# Nova's huff-walk



## Maeg8 (Apr 28, 2011)

So, I've been socializing with Nova by offering food mixed with treats for good behavior. I try to get her to come out of her sleep sack by leaving a trail not unlike the M&M trail in ET. At first she just huffs and puffs and then... she attempts to huff herself forward. She sort of aims her body and attempts to move by sheer force of her pushed-out quills. It's really cute, and she eventually stops and opts for actually showing her face and walking, but... does anyone else's hedgie try to move via the power of grouch as well?


----------



## Tarynsgate (Sep 25, 2010)

I don't think I've seen my hedgie do it before, but it sounds too cute  I'd love to see a video of 'grump-powered movement' !


----------



## Titus (Apr 9, 2011)

Titus kinda does the same thing sometimes, except he tries to be a caterpillar or something.
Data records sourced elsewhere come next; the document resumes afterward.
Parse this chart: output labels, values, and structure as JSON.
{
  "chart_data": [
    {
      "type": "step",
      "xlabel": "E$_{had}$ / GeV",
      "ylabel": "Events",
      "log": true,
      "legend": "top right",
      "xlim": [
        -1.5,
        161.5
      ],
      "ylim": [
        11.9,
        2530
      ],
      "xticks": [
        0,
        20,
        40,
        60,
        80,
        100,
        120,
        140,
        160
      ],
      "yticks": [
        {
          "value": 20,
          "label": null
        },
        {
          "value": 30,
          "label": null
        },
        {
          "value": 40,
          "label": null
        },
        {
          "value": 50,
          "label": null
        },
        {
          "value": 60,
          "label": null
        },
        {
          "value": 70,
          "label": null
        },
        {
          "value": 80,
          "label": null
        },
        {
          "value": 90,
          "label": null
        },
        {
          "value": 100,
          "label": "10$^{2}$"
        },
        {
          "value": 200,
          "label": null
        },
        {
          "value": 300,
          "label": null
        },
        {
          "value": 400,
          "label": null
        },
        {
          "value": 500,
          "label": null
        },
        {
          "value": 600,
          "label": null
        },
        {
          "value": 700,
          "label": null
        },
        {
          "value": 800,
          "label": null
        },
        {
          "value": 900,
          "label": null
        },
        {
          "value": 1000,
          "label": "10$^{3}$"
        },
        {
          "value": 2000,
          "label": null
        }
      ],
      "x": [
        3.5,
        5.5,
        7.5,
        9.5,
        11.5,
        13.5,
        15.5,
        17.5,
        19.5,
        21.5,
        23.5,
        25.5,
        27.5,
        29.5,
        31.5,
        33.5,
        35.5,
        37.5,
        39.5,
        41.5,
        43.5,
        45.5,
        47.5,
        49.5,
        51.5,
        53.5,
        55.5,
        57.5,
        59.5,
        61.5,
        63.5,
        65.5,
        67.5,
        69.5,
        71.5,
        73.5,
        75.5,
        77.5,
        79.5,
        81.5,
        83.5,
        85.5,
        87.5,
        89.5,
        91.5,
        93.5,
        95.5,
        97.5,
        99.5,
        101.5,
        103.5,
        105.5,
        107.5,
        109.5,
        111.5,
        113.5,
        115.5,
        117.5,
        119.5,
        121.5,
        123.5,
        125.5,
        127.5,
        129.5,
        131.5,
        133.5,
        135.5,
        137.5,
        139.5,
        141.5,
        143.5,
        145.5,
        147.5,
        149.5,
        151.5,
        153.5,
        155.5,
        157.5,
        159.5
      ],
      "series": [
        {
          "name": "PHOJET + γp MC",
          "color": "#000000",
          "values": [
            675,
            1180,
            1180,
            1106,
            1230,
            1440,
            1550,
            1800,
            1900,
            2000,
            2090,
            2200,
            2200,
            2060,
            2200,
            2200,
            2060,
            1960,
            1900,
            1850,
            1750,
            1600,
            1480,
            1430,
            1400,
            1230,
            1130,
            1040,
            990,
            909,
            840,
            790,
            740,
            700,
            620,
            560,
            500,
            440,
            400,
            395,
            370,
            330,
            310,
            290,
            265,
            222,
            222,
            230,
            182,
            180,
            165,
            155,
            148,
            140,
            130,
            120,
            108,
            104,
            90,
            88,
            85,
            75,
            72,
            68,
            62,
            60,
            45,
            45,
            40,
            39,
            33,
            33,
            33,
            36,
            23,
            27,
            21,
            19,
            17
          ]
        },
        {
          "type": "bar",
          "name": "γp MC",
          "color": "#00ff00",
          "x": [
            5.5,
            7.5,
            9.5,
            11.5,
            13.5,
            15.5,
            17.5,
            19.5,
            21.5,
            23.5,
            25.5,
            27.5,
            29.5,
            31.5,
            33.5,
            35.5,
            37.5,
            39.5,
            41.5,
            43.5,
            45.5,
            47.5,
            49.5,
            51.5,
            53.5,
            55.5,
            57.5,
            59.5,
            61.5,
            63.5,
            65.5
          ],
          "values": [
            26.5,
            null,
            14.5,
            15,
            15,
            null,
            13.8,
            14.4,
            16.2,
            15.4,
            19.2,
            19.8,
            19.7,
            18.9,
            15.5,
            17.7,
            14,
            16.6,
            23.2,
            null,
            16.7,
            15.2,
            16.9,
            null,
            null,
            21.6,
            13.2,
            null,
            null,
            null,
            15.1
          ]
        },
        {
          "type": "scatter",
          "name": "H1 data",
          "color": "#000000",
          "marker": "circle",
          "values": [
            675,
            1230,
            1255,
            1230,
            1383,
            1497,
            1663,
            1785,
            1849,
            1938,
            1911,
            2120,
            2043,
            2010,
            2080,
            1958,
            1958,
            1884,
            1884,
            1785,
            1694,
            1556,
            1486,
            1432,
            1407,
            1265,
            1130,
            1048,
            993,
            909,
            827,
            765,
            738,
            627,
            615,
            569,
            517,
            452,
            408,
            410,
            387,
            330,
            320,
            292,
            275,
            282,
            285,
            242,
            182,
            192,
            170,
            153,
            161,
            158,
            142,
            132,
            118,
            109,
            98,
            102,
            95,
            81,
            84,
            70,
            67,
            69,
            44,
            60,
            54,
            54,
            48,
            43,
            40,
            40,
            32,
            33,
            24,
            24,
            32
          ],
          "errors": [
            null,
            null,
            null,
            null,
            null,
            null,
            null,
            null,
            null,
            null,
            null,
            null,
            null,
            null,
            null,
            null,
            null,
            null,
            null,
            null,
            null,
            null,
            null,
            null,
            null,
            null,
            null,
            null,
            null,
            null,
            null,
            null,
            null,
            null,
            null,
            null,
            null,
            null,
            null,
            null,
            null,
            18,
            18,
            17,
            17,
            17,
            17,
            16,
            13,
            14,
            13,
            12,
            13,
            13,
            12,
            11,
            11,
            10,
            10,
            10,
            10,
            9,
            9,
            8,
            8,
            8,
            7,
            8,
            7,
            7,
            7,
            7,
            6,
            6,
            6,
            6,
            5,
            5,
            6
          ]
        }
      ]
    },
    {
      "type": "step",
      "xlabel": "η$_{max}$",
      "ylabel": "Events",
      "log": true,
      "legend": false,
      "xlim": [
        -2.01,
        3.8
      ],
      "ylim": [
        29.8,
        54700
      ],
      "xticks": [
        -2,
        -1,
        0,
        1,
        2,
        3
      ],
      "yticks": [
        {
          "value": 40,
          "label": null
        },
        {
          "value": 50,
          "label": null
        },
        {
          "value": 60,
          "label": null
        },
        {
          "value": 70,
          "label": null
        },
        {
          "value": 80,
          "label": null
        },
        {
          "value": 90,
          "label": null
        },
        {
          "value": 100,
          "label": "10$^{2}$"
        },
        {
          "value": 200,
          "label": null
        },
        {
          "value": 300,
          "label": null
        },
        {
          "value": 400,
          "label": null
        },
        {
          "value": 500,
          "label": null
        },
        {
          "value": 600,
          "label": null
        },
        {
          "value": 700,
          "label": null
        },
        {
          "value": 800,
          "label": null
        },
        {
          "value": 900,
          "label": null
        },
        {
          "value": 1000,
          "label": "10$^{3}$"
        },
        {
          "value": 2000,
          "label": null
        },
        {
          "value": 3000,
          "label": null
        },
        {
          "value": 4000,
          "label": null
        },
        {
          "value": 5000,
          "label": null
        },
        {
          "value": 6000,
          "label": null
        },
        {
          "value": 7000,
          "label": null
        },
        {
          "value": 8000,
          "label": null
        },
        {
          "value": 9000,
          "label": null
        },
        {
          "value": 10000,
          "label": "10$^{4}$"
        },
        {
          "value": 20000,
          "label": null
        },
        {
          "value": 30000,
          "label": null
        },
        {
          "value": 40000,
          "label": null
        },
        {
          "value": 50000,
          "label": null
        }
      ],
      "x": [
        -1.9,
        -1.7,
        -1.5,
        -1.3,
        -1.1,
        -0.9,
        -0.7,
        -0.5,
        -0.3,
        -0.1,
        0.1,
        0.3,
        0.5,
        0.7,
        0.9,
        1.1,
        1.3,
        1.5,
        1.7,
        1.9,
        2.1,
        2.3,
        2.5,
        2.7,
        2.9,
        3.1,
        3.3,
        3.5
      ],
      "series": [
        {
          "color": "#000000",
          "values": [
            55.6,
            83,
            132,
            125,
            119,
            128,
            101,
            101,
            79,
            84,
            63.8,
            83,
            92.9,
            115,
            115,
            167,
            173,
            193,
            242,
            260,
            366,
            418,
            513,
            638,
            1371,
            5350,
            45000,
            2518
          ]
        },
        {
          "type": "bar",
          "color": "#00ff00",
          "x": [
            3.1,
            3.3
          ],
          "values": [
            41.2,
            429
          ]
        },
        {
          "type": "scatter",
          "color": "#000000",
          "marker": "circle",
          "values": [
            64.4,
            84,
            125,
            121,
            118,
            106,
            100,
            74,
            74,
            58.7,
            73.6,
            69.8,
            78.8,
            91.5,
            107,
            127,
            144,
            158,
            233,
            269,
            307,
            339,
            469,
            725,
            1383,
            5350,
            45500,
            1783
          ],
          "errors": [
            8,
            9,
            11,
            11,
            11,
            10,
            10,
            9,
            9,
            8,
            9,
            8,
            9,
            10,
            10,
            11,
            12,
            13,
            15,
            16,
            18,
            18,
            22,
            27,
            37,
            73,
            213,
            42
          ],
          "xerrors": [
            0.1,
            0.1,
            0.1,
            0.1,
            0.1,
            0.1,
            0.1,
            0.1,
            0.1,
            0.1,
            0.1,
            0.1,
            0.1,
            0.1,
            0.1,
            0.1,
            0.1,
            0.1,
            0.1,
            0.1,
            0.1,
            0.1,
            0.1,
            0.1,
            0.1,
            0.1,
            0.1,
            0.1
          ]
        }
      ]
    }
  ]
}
He'll kinda stretch out and walk like that with his visor down. He's so silly. :lol:


----------



## PJM (May 7, 2010)

Sounds adorable!!!
Closest thing my Cholla will do is when I wake him up, I usually put a mealie in front of him. Visor down, he'll huff & pop & lunge at the mealie. It's like, even when he's mad, he's not going to let a mealie pass by.


----------



## beehivehedgie (Feb 13, 2011)

That sounds way funny  Hoggle doesn't do that. He just lays there and huffs.  What a naughty.


----------